The group members tried to legally acquire rights to the "Ch!pz" name, but were unsuccessful. They then disbanded on 1 January 2011, with the official announcement following on 3 January 2011.

=== Reunion ===
On 23 October 2018, the group reunited with the same members as before. They said they wanted to make a comeback in the music industry after an April fools joke that was well received by many fans.

=== Worldwide viral ===
In April 2022 (18 years later), Ch!pz went viral worldwide on TikTok with the song "1001 Arabian Nights". The song originally released in 2004 appeared in several videos on TikTok in October 2022 in which people performed a new dance to the song, in response to this, the pop group posted a video on 19 November 2022 on their account in which they performed the "old and new" dance to the song. This also went viral; their video was viewed more than 15 million times in nine days, and more than 2.6 million new videos with their song were posted on the platform in eleven days. This revival of the song made it reach the top spot on the Viral charts on Spotify in seven countries: Australia, Austria, Singapore, Sweden, Denmark, Finland and Poland.

== Members ==
- Rach-L (Rachel van Hoogen) - born 27 November 1983 (42 years old)
- C!lla (Cilla Niekoop) - born 11 December 1985 (40 years old)
- P3ter (Peter Rost) - born 19 April 1984 (42 years old)
- Kev!n (Kevin Hellenbrand) - born 14 February 1985 (41 years old)

=== Guest member ===
- Bram (Bram Blankestijn) - born 23 October 1986 (39 years old). Bram replaces Peter whenever Peter is unavailable to perform with the group. He is also the fiancé of C!lla.

==Discography==
===Albums===
====Studio albums====

| Title | Details | Peak chart positions |  |  |  |  | Certifications |
| NL | AUT | GER | SWE | SWI |
| The Adventures of Ch!pz | Released: 4 February 2004; Label: Glam Slam / Universal; | 2 | 9 | 9 | 35 | 20 |  |
| The World of Ch!pz | Released: 11 March 2005; Label: Glam Slam / Universal; | 2 | 6 | 5 | — | 12 | NVPI: Platinum; |
| Past:Present:Future | Released: 23 June 2006; Label: Glam Slam / Universal; | 19 | 29 | 55 | — | 73 | NVPI: Gold; |
| CDX (Ch!pz Dance Xperienz) | Released: 12 September 2008; Label: Glam Slam / Universal; | 39 | — | — | — | — |  |
"—" denotes items which were not released in that country or failed to chart.

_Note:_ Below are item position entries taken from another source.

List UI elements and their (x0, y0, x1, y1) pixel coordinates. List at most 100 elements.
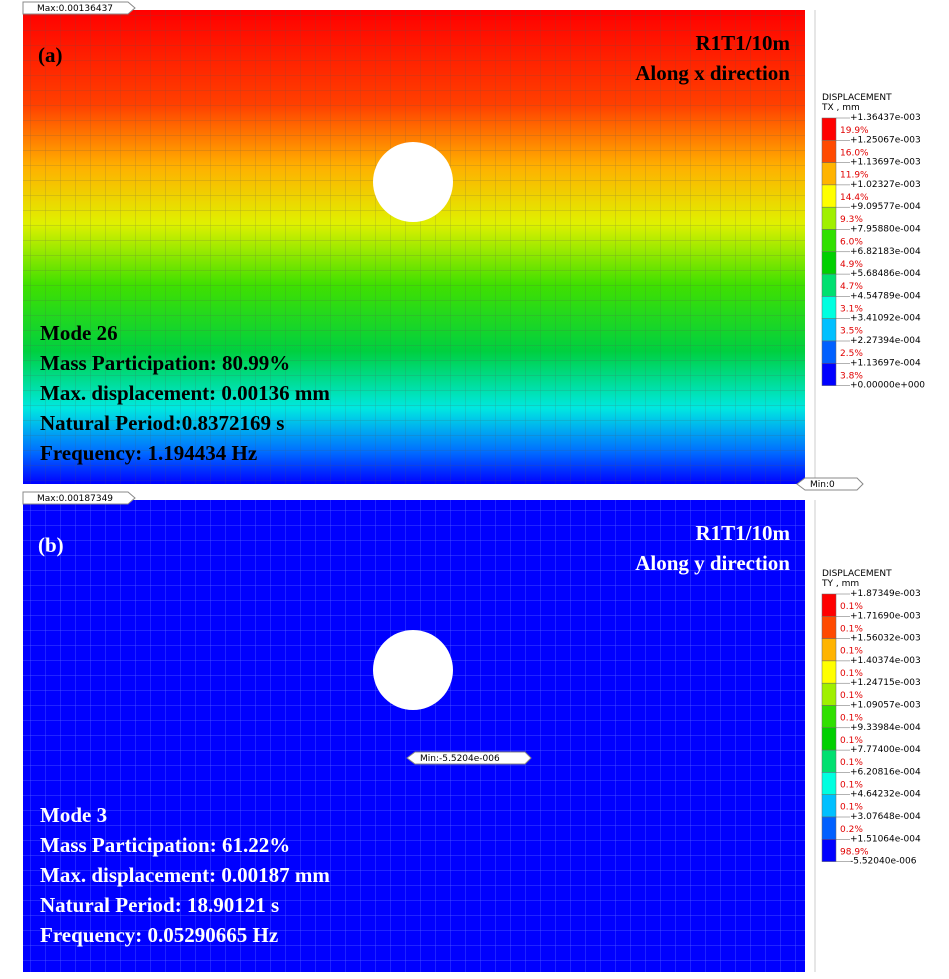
legend-percent: 0.1% (840, 736, 863, 746)
legend-swatch (821, 705, 837, 729)
info-line: Mass Participation: 61.22% (40, 833, 290, 857)
legend-value: +9.09577e-004 (850, 202, 921, 212)
legend-percent: 0.1% (840, 803, 863, 813)
legend-percent: 0.1% (840, 602, 863, 612)
legend-percent: 3.1% (840, 304, 863, 314)
legend-value: +9.33984e-004 (850, 723, 921, 733)
legend-percent: 0.1% (840, 691, 863, 701)
info-line: Mode 26 (40, 321, 118, 345)
legend-value: +0.00000e+000 (850, 381, 925, 391)
panels: Max:0.00136437 Min:0 (a) R1T1/10m Along x di… (22, 1, 925, 972)
panel-title: Along y direction (635, 551, 790, 575)
legend-swatch (821, 816, 837, 840)
legend-swatch (821, 682, 837, 706)
max-tag-text: Max:0.00136437 (37, 4, 113, 14)
legend-unit: TX , mm (821, 103, 860, 113)
legend-value: +7.95880e-004 (850, 225, 921, 235)
max-tag (22, 491, 136, 505)
legend-value: +7.77400e-004 (850, 745, 921, 755)
legend-value: +1.51064e-004 (850, 834, 921, 844)
legend-swatch (821, 749, 837, 773)
legend-swatch (821, 340, 837, 364)
legend-swatch (821, 140, 837, 163)
contour-panel: Max:0.00136437 Min:0 (a) R1T1/10m Along x di… (22, 1, 925, 491)
legend-swatch (821, 593, 837, 617)
legend-value: +1.13697e-003 (850, 158, 921, 168)
legend-value: +6.20816e-004 (850, 767, 921, 777)
info-line: Natural Period:0.8372169 s (40, 411, 284, 435)
legend-value: +1.09057e-003 (850, 701, 921, 711)
legend-percent: 3.5% (840, 327, 863, 337)
legend-swatch (821, 660, 837, 684)
legend-value: +1.36437e-003 (850, 113, 921, 123)
legend-value: -5.52040e-006 (850, 857, 917, 867)
legend-value: +1.13697e-004 (850, 358, 921, 368)
legend-percent: 6.0% (840, 238, 863, 248)
legend-value: +1.24715e-003 (850, 678, 921, 688)
legend-value: +2.27394e-004 (850, 336, 921, 346)
legend-percent: 14.4% (840, 193, 869, 203)
legend-swatch (821, 251, 837, 275)
legend-swatch (821, 229, 837, 253)
info-line: Frequency: 0.05290665 Hz (40, 923, 278, 947)
info-line: Natural Period: 18.90121 s (40, 893, 279, 917)
legend-swatch (821, 363, 837, 386)
legend-percent: 0.1% (840, 669, 863, 679)
panel-title: R1T1/10m (696, 31, 791, 55)
legend-swatch (821, 794, 837, 818)
mesh (23, 500, 805, 972)
legend-percent: 0.1% (840, 780, 863, 790)
legend-percent: 0.2% (840, 825, 863, 835)
legend-percent: 0.1% (840, 714, 863, 724)
legend-percent: 0.1% (840, 647, 863, 657)
legend-swatch (821, 184, 837, 208)
legend-value: +1.02327e-003 (850, 180, 921, 190)
info-line: Max. displacement: 0.00187 mm (40, 863, 330, 887)
info-line: Mode 3 (40, 803, 107, 827)
legend-value: +6.82183e-004 (850, 247, 921, 257)
legend-swatch (821, 839, 837, 862)
legend-title: DISPLACEMENT (822, 569, 892, 579)
legend-value: +3.07648e-004 (850, 812, 921, 822)
legend-value: +4.54789e-004 (850, 291, 921, 301)
legend-swatch (821, 616, 837, 639)
legend-percent: 11.9% (840, 171, 869, 181)
mesh (23, 10, 805, 484)
legend-percent: 4.7% (840, 282, 863, 292)
legend-percent: 0.1% (840, 758, 863, 768)
legend-value: +3.41092e-004 (850, 314, 921, 324)
legend-swatch (821, 162, 837, 186)
max-tag-text: Max:0.00187349 (37, 494, 113, 504)
legend-value: +1.56032e-003 (850, 634, 921, 644)
panel-title: Along x direction (635, 61, 790, 85)
legend-percent: 19.9% (840, 126, 869, 136)
legend-value: +5.68486e-004 (850, 269, 921, 279)
legend-value: +1.40374e-003 (850, 656, 921, 666)
legend-swatch (821, 273, 837, 297)
panel-title: R1T1/10m (696, 521, 791, 545)
legend-percent: 3.8% (840, 371, 863, 381)
legend-swatch (821, 772, 837, 795)
info-line: Mass Participation: 80.99% (40, 351, 290, 375)
legend-percent: 0.1% (840, 624, 863, 634)
legend-value: +1.25067e-003 (850, 135, 921, 145)
contour-panel: Max:0.00187349 Min:-5.5204e-006 (b) R1T1/10… (22, 491, 921, 972)
min-tag-text: Min:-5.5204e-006 (420, 754, 500, 764)
legend-value: +4.64232e-004 (850, 790, 921, 800)
legend-percent: 2.5% (840, 349, 863, 359)
legend-swatch (821, 296, 837, 319)
min-tag-text: Min:0 (810, 480, 835, 490)
legend-swatch (821, 638, 837, 662)
legend-swatch (821, 318, 837, 342)
max-tag (22, 1, 136, 15)
legend-swatch (821, 206, 837, 230)
legend-unit: TY , mm (821, 579, 859, 589)
legend-title: DISPLACEMENT (822, 93, 892, 103)
legend-swatch (821, 727, 837, 751)
legend-value: +1.71690e-003 (850, 611, 921, 621)
min-tag (796, 477, 864, 491)
legend-percent: 98.9% (840, 847, 869, 857)
legend-percent: 9.3% (840, 215, 863, 225)
panel-label: (a) (38, 43, 63, 67)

====Compilation albums====

| Title | Details | Peak chart positions |
NL
| The H!tz Collection | Released: 4 May 2007; Label: Glam Slam / Universal; | 10 |
"—" denotes items which were not released in that country or failed to chart.

===Singles===
====As lead artist====

Title: Year; Peak chart positions; Certifications; Album
NL Top 40: NL Top 100; AUT; BEL (FLA); GER; NOR; SWE; SWI; UK
"Ch!pz in Black (Who You Gonna Call)": 2003; 2; 1; 2; 40; 2; 19; 3; 2; —; NVPI: Platinum;; The Adventures of Ch!pz
"Cowboy": 1; 1; 1; 37; 1; —; 3; 2; 44; NVPI: Platinum;
"Captain Hook": 2004; 5; 3; 9; —; 14; —; —; 19; —; NVPI: Gold;
"1001 Arabian Nights": 1; 1; 2; —; 3; —; —; 3; —; NVPI: Platinum;; The World of Ch!pz
"One, Two, Three": 2005; 1; 1; 31; —; 40; —; —; 47; —; NVPI: Platinum;
"Carnival": 1; 1; 28; —; 28; —; —; 32; —
"Gangstertown (Past-Present-Future)": 2006; 5; 2; 22; 38; 34; —; —; 58; —; Past: Present: Future
"One Day When I Grow Up": 7; 2; —; —; —; —; —; —; —
"Christmas Time Is Here": 8; 4; 46; —; 73; —; —; 56; —
"Studio 54": 2007; 8; 7; —; —; —; —; —; —; —
"—" denotes a single that did not chart or was not released in that territory.

- "Kung Fu Beat" (2004)
- "Moviestar" (2004)

====Other appearances====

| Title | Year | Peak chart positions |  | Album |
| NL Top 40 | NL Top 100 |
| "Als je iets kan doen" (charity single by supergroup Artiesten voor Azië) | 2005 | 1 | 1 | Non-album single |
"—" denotes items which were not released in that country or failed to chart.